Happy Sunday!
I just got a spray tan, and reading doesn’t matter to me anymore.
Sorry!
I am simply glowing too much and looking too hot to write more than a few paragraphs.
You’re lucky you’re even getting a newsletter today!
She is multifaceted, but she is not God.
I should be in the sun! I should be parading around town in a mini skirt! I should be sipping a drink with a tiny umbrella!
Alas, I would never leave you completely empty-handed….
Onto the books
The theme of my May reading was“flagrant delusion.”
I read about:
A cohort of robots, which famously do not eat, opening a noodle restaurant.
A tradwife pretending to live like a pioneer woman so hard that she manifests herself back to 1855.
A musical theatre actress refusing to accept that she can’t sing.
A tabloid reporter insisting he’s not like other tabloid reporters because he felt empathy one time.
What a fun array of denial!
🤖 Automatic Noodle, Annalee Newitz ⭐️⭐️
A cozy, near-future sci-fi where abandoned food service bots start a restaurant.
I wanted a wholesome story about a gaggle of ragtag machines.
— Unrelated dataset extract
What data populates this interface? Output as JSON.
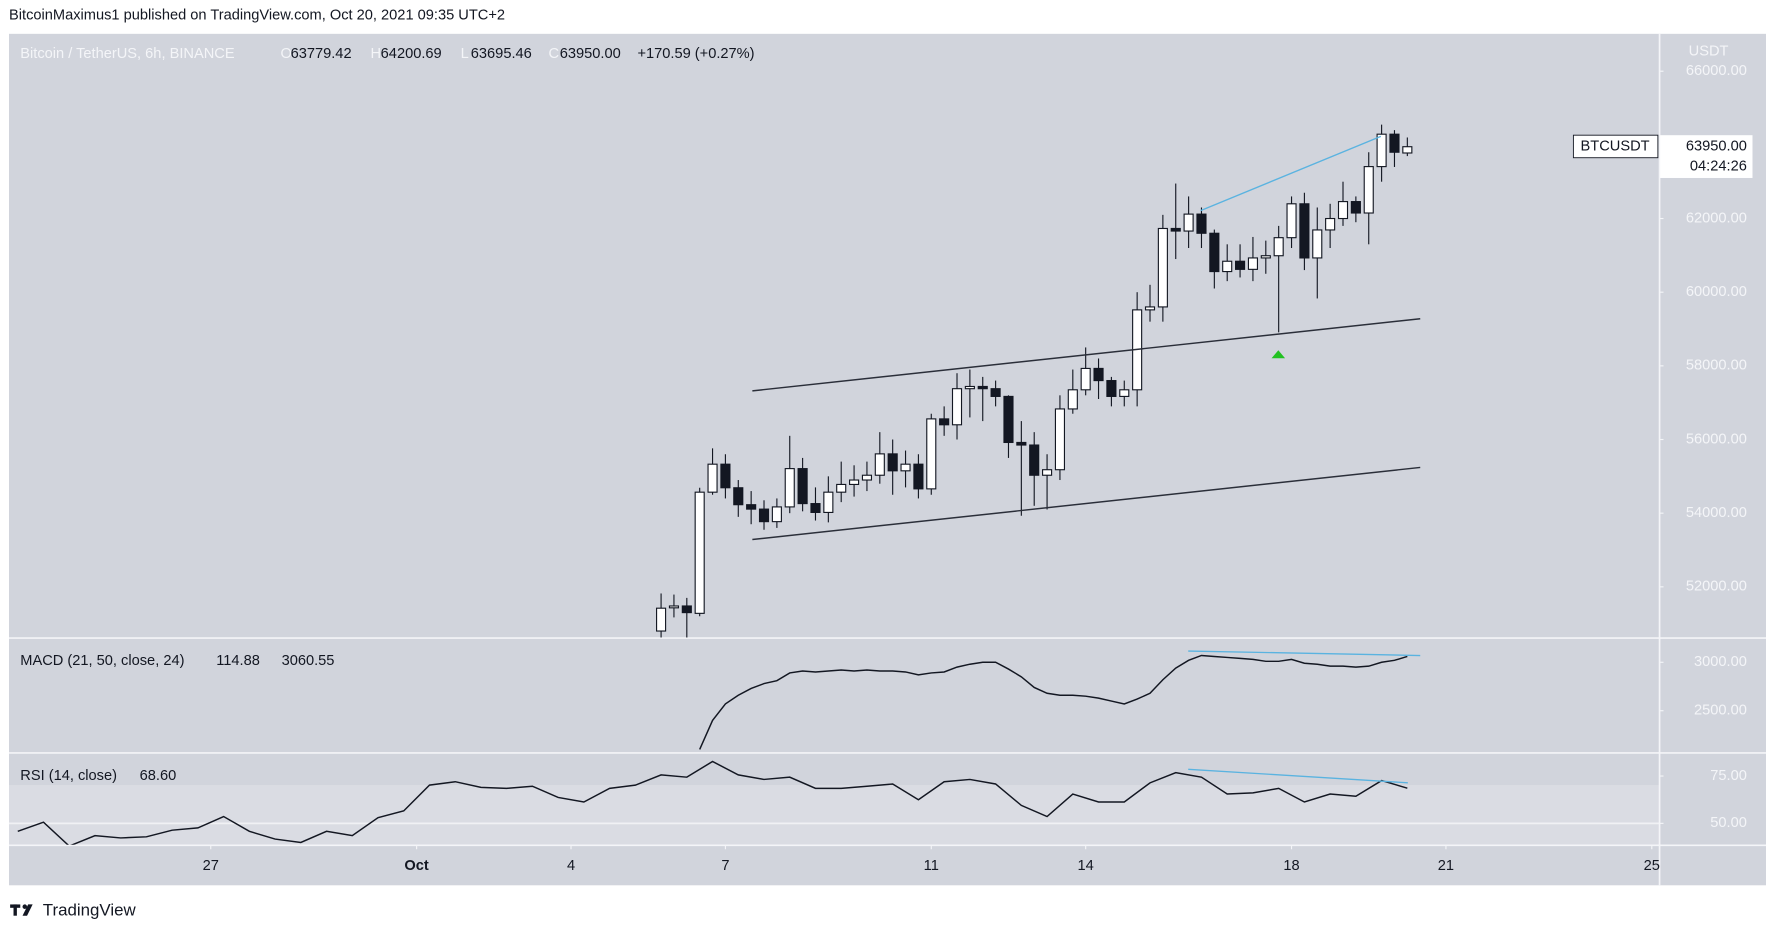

I got a half-baked allegory about immigrants in San Francisco. I know that sounds cool, but it didn’t quite land. Partially because the characters felt stunted, partially because the immigrant-to-robot comparison is a bit weird in the age of AI. And, call me crazy, but I’m just not really looking for social issue commentary in my culinary robot books… If you’re interested in heartwarming robot books, I suggest these instead:
🐄 Yesteryear, Caro Claire Burke ⭐️⭐️⭐️
A tradwife influencer wakes up in 1855
What have I told you??? Time and time again, I scream into the void that I don’t like thrillers. And here we are!!! Swindeled again!!!
Yesteryear, at least, had an incredible premise. This book had the potential to be 5-stars. I love being in the head of an insane, morally corrupt woman! It’s my happy place. I know nothing else!1
For 90% of this book, I was transfixed. And yet… There had to be a twist.
This is the sin of thrillers!! No matter how great the story is, thriller writers can’t resist a “gotcha!” moment. They are the Aston Kutchers of literature. This could have been an amazing literary novel! It could have been a bleak portrait of an image-obsessed, right-wing woman! It could have been the coolest magical realism book ever!! Caro Clair Burke, why!?!?
🎭 She’s A Lamb, Meredith Hambrock ⭐️⭐️⭐️⭐️⭐️
An absolutely psychotic Vancouver-based actress will stop at nothing to be the lead of The Sound of Music.
Just incredible stuff! This is the crazy theatre kid horror novel I didn’t know I needed. Jessamyn is the most unlikable character of all time. She orchestrates a novel-length crashout of epic proportions. The plot is basically this for 312 pages:
She’s a Lamb is Satirical. Uncomfortable. Hilarious. Campy. Bonkers. These are a few of my favourite things!
🐍Waiting for Britney Spears, Jeff Weiss ⭐️⭐️⭐️
A memoir from a tabloid writer who spent his early career following Britney Spears around LA
I’m torn about this one. Jeff has an indulgent writing style that only a man can pull off. I was completely immersed in this ostentatious, over-written, pop-culture period piece. Give me all of the eloquent prose about 2000s depravity!
That said, he spent a lot of time trying to convince us that he wasn’t really part of the papparazzi problem because, deep down, he knew it was bad.
He just didn’t have a choice, okay!?!? Someone was going to make a quick buck of Britney’s demise, and why shouldn’t it be him?!?
And, if it was him back then, why shouldn’t also be him right now!?!?
It’s all pretty icky, especially when he barely grapples with his own culpability in the book. Instead, he includes what I can only assume is an exaggerated moment at a bar where he apologies to Britney on behalf of America… I don’t buy it! Wrestle with it more! Take all that flowery language and toss it into your ethics!
Last Thought:
Epilogue
What did you read this month?
Anything I should add to my TBR?
“One thing about which fish know exactly nothing is water, since they have no anti-environment which would enable them to perceive the element they live in.”